Salmon resident Lloyd Jones is 75, the same age as the middle school. He went there when it was the district's high school. He’s retired now from a career in construction that took him all over the world. He says there’s no point in putting any more money into the middle school and the elementary, he says needs serious work.
But Jones is one of the most vocal opponents of the bond efforts. The reason he gives is demographics. The U.S. Census Bureau says that while Idaho’s population is growing, Salmon’s Lemhi County is shrinking. It declined more than 2 percent from 2010 to 2012. Jones blames the economy.
“Drive down Main St. you can see what’s going on,” Jones says. “Go out by the beam plant; go out where the saw mills used to be. All these things come together and people see this and they say shoosh, what is the future here? Well if you’re not a rancher very little and if you are a rancher you’re under the gun already.”
Jones says Salmon taxpayers simply can’t afford a new school. But either way their taxes will soon go up. This time around the ballot is a bit different. Instead of just the bond to build the new school ($14.6 million over 20 years) there’s a choice of a bond for repairs to meet safety standards ($3.6 million over six years.)

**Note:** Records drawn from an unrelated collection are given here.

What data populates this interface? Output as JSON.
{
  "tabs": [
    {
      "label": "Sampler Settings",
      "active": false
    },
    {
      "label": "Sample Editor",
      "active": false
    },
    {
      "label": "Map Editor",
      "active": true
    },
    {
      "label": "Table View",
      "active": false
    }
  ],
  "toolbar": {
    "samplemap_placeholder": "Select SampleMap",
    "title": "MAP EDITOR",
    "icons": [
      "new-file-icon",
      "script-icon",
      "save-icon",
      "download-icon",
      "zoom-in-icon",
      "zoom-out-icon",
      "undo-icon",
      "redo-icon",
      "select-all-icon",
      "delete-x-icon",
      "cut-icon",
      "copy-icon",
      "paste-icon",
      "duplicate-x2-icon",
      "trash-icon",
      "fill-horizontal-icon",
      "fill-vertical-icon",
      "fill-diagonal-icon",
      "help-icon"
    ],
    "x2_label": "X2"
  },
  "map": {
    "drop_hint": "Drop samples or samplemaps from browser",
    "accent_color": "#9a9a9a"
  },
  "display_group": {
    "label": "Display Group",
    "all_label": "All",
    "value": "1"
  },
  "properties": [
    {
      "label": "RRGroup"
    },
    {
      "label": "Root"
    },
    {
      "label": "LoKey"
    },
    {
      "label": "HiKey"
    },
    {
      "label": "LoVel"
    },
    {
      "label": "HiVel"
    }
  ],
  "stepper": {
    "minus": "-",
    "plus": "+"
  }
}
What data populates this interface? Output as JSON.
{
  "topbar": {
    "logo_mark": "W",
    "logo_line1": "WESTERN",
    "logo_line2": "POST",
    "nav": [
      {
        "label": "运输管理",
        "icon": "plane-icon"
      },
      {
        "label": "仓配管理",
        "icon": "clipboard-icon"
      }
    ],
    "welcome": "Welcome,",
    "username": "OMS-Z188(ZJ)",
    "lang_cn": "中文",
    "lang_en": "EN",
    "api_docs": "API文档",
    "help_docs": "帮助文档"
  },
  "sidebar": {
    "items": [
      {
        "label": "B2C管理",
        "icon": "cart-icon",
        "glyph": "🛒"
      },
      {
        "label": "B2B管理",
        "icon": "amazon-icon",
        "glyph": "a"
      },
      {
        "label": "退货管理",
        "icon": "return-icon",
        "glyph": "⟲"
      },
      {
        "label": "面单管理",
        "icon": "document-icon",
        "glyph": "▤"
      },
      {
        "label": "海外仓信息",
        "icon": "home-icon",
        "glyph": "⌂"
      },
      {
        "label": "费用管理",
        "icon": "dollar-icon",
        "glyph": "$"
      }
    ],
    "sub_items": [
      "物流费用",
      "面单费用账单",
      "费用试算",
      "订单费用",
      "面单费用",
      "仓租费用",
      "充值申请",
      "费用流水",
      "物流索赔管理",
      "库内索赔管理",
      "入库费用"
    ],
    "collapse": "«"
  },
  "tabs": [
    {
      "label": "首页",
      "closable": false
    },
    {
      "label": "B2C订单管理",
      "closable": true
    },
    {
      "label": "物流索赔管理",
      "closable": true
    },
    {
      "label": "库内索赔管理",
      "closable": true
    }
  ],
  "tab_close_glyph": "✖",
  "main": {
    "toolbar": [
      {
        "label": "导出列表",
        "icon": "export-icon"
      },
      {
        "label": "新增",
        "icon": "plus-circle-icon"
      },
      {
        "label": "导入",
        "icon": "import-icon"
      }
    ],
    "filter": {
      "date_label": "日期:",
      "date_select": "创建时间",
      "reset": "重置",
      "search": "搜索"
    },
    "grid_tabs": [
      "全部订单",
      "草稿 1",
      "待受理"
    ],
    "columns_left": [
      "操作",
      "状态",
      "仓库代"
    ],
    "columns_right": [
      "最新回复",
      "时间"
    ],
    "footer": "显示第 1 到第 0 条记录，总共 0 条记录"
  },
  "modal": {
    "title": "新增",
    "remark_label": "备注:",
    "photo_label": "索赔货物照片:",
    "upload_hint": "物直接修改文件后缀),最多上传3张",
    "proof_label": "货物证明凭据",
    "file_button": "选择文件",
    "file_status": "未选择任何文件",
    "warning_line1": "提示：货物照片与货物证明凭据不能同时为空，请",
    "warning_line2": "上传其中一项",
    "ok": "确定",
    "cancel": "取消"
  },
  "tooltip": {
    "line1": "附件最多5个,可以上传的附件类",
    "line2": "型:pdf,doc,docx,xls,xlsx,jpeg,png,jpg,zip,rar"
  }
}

But because state inspectors deemed the buildings unsafe, if voters don’t approve either choice the state will step in and pay for the repairs. Salmon will have to pay the state back within five years. That’s through Idaho’s Revolving School Fund. It’s a $25 million dollar pot for districts with unsafe schools that, like Salmon, have tried unsuccessfully to pass bonds. But in the seven years since the legislature created the fund only one district has managed to get money from it (north Idaho’s Plummer-Worley district.)
Salmon School Board members hoped it would pay for the new school they’ve been asking voters for. But fund managers can only give out the minimum amount necessary to remove threats to students’ physical safety. So Salmon voters aren’t deciding this time if they want their taxes to go up, but how much and for what.